A pesquisa também apurou que após 76 dias do início do isolamento social provocado pela pandemia da Covid-19 no Brasil, mais de 80% das instituições de ensino superior particulares do país migraram suas atividades presenciais para aulas remotas. Outras 18% preferiram optar por suspender as aulas ou o semestre. Na maioria foram instituições com pouco ou nenhum investimento em tecnologias educacionais até o ano passado. Apesar disso, a maioria das universidades conta com a volta às aulas presenciais já no começo do 2o semestre. As mantenedoras já contam com a realidade de ter que diminuir a quantidade de alunos em sala, além de todas outras recomendações da OMS.

Foto: Divulgação

Com um cenário incerto em 2020, para 2021 a consultoria Educa Insights já projeta mais matrículas EAD do que em cursos presenciais, sendo que 90% das matrículas em cursos EAD nos últimos anos foram realizadas em universidades privadas, dada a baixíssima oferta de vagas de universidades públicas nessa modalidade. Outro dado que chama atenção é que as pesquisas mais recentes apuraram que cerca de 35% dos estudantes que pretendem iniciar um curso superior em todas faixas etárias devem fazer a opção por uma graduação à distância. Em 2017 esse número era de apenas 14%. Ou seja, em 3 anos o percentual de estudantes que querem ingressar em uma graduação à distância subiu 150%. E a tendência é que nas próximas pesquisas esse número cresça ainda mais.

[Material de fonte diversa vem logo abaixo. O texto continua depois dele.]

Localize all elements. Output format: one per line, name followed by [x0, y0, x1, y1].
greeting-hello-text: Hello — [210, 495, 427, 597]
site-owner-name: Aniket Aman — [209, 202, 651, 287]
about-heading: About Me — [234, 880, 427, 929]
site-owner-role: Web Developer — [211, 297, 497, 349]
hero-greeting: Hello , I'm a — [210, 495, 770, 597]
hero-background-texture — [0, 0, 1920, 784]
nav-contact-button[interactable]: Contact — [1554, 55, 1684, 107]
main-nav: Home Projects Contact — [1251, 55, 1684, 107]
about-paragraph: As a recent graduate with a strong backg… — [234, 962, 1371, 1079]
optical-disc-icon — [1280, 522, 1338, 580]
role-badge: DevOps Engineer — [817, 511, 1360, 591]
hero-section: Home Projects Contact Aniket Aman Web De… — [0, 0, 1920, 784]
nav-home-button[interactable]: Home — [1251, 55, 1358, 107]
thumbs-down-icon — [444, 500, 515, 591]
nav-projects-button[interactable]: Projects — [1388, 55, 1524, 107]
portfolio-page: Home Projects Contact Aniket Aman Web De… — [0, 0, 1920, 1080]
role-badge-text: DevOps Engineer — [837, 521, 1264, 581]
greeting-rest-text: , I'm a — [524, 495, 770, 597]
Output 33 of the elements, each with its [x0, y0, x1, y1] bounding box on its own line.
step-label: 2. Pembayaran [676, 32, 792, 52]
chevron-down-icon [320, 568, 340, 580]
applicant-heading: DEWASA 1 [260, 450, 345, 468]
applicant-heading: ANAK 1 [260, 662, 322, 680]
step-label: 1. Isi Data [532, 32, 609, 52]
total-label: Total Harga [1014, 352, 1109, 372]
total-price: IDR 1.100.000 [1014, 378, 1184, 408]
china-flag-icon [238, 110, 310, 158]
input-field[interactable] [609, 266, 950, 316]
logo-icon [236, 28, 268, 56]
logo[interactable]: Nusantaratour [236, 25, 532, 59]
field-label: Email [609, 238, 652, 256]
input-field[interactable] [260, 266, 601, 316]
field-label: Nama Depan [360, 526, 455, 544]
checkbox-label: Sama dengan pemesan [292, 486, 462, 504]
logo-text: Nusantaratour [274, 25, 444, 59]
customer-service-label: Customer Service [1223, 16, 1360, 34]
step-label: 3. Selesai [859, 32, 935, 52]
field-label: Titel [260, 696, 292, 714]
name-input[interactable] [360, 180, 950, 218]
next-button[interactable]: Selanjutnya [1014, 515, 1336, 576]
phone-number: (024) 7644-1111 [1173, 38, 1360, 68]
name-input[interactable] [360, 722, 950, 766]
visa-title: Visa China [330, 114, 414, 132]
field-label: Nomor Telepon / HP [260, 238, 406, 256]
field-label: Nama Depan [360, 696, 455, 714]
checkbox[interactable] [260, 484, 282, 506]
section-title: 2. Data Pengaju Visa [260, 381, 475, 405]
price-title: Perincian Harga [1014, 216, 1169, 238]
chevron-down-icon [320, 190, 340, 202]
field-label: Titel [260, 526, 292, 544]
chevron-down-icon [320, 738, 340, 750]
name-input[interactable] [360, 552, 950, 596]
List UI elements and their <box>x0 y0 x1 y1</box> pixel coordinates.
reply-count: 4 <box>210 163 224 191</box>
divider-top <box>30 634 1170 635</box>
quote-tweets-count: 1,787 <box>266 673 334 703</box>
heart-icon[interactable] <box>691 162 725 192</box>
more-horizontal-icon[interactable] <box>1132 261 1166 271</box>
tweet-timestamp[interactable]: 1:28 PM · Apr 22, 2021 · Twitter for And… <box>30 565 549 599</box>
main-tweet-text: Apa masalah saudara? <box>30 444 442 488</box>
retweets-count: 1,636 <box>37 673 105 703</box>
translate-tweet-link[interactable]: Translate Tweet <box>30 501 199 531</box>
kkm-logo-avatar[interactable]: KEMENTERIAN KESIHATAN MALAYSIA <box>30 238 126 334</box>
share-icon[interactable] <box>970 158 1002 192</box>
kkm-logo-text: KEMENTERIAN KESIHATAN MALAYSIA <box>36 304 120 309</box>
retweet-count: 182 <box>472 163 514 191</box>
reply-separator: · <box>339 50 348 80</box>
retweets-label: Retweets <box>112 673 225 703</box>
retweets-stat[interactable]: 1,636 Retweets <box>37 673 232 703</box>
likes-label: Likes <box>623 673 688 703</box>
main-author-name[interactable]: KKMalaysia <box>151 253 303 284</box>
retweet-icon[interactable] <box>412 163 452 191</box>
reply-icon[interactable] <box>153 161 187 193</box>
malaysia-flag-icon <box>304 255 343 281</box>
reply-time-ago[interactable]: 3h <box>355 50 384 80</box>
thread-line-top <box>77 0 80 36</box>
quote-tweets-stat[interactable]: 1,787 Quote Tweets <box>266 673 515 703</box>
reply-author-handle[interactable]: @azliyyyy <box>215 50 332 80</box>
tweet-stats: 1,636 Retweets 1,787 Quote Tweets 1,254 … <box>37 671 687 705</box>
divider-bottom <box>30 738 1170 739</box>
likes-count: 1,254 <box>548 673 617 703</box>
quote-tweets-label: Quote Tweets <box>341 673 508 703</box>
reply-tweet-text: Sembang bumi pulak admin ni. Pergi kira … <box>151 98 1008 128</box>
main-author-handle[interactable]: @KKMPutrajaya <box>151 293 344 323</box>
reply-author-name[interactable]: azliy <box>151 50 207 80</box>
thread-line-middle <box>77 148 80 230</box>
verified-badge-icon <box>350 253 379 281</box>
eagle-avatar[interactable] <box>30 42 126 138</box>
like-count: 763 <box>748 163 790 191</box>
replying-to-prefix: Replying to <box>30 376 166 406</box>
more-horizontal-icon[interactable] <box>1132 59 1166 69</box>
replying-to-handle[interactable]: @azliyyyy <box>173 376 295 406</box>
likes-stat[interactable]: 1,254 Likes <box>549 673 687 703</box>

Diante disso o cenário que se apresenta para o ensino superior público no âmbito das Universidades Federais e Estaduais é que 1 em cada 3 estudantes que pretendem entrar em uma universidade quer um curso EAD e 90% das vagas dessa modalidade se concentram em instituições privadas. Esse número pode soar estranho quando nos baseamos pelo senso comum do estudante universitário jovem de 18 a 25 anos recém formado no ensino médio, que sim na sua maioria pretende cursar uma universidade presencial. Ocorre que a faixa etária até 25 anos não corresponde a maior parte das matrículas de todo ensino superior, juntando presencial e EAD. Em especial, quando consideramos as graduações EAD que tem faixa etária média maior que 30 anos, temos que essa faixa caminha a passos rápidos para se tornar a maior parte do corpo estudantil, quebrando portanto essa visão de senso comum.

No último dia 15 de junho a reitoria da Universidade Federal do Rio de Janeiro (UFRJ) afirmou que se não tiver vacina ou tratamentos eficazes contra a Covid-19 o retorno as aulas presencias não ocorrerá no ano de 2020. E esse posicionamento provavelmente será seguido por uma série de outras universidades. Ainda não é possível mensurar o impacto dessa realidade nos estudantes, especialmente aqueles ingressantes no começo deste ano e que praticamente não tiveram como conhecer a sua nova universidade. Mas o fato é que no ensino superior não dá mais para lutar contra a Educação a Distância, e sim procurar estabelecer parâmetros de qualidade e inclusão, mas isto já é tema para um próximo artigo.

*Leandro Chemalle é Secretário Geral do Partido Pirata. Foi Diretor de Inclusão Digital da UNE, Diretor do DCE e representante discente na UFSCar, Diretor de Comunicação da ABE-EaD e atualmente é estudante da UNIVESP.

*Esse artigo não reflete, necessariamente, a opinião da Fórum.